Через несколько дней все банки, сейфы, склады были конфискованны, также, разумеется, и все земельные владения. В домах реквизировали золото, серебро, меха, В один миг мы лишились всего. Но мы об этом не горевали, это было освобождением от того сознания вины за свою принадлежность к привилегированному классу, которое в той или иной мере испытывали тогда многие.
В разговорах - удивительное смешение простонародных суеверии с новейшими лозунгами большевиков. Солдаты, бегущие с фронта, "углубляли революцию". Сначала героями дня были шоферы, так как их никто не мог догнать, если они что-либо "социализировали"; быстрота исчезновения с места преступления давала им новое ощущение свободы. Затем появились матросы - в еще большей мере "герои революции". Завитая прядка, скрепленная брильянтином, свисала наискосок из-под шапки на лоб; у них было так много денег, что пачки "керенок" - сорокарублевых ассигнаций, печатавшихся во времена Керенского, - они запросто разбрасывали вокруг. "Что скупишься на брильянтин, товарищ? Лей флакон целиком, я плачу!" - это их стиль. Повсюду открывались "красные уголки" для танцев. Матросы и солдаты танцевали со своими "якобинками" в красных платочках уонстеп и фокстрот. Даже революционные часовые приплясывали фокстротом на своих постах. В совершенно темных улицах слышны были крики и выстрелы. И в то же время: "Нет, - услышала я вздох одного крестьянина, - сперва надо было дать нам образование, а уж потом - революцию, а то нам, темным, неграмотным, слишком рано дали революцию. Так не годится". Другой сказал: "Как можно жить без царя? Порядка не будет. Его надо вернуть". - "Как же так? Его свергли, потому что он этой своей войной Россию погубил". - "Но, может быть, он тем временем одумался... Без царя ничего не выйдет...".Когда женщины пели Марсельезу, она звучала у них удивительно уныло, плаксиво.

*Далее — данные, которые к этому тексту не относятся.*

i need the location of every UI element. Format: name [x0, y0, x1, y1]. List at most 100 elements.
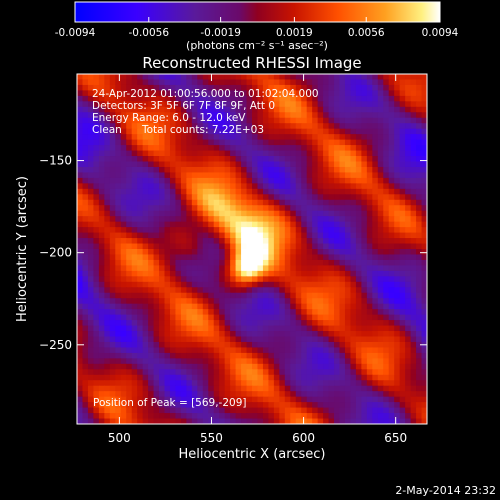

Вскоре после переворота художник Грабарь, наш друг Трапезников и искусствовед Машковцев обратились к правительству с предложением дать им полномочия охранять ценные памятники искусства и культуры от разрушения и грабежа. Из этого возникло большое учреждение "Охрана памятников искусства и старины". Во главе этой организации стояла жена Троцкого, ничего не понимавшая в искусстве. Трапезников стал ее правой рукой. Так появилась возможность сделать много хорошего для искусства, а также и для отдельных людей. Были спасены не только дворцы и художественные коллекции, но также и их владельцы. Большей частью такой дом объявлялся музеем, а его бывшему владельцу разрешалось остаться в нем в качестве хранителя. Так было сделано с домами известных меценатов - Щукина, собирателя икон Остроухова, Морозова и других. Ясная Поляна Толстого тоже стала музеем. Трапезников своей добросовестностью и обширными познаниями заслужил на этой работе всеобщее уважение.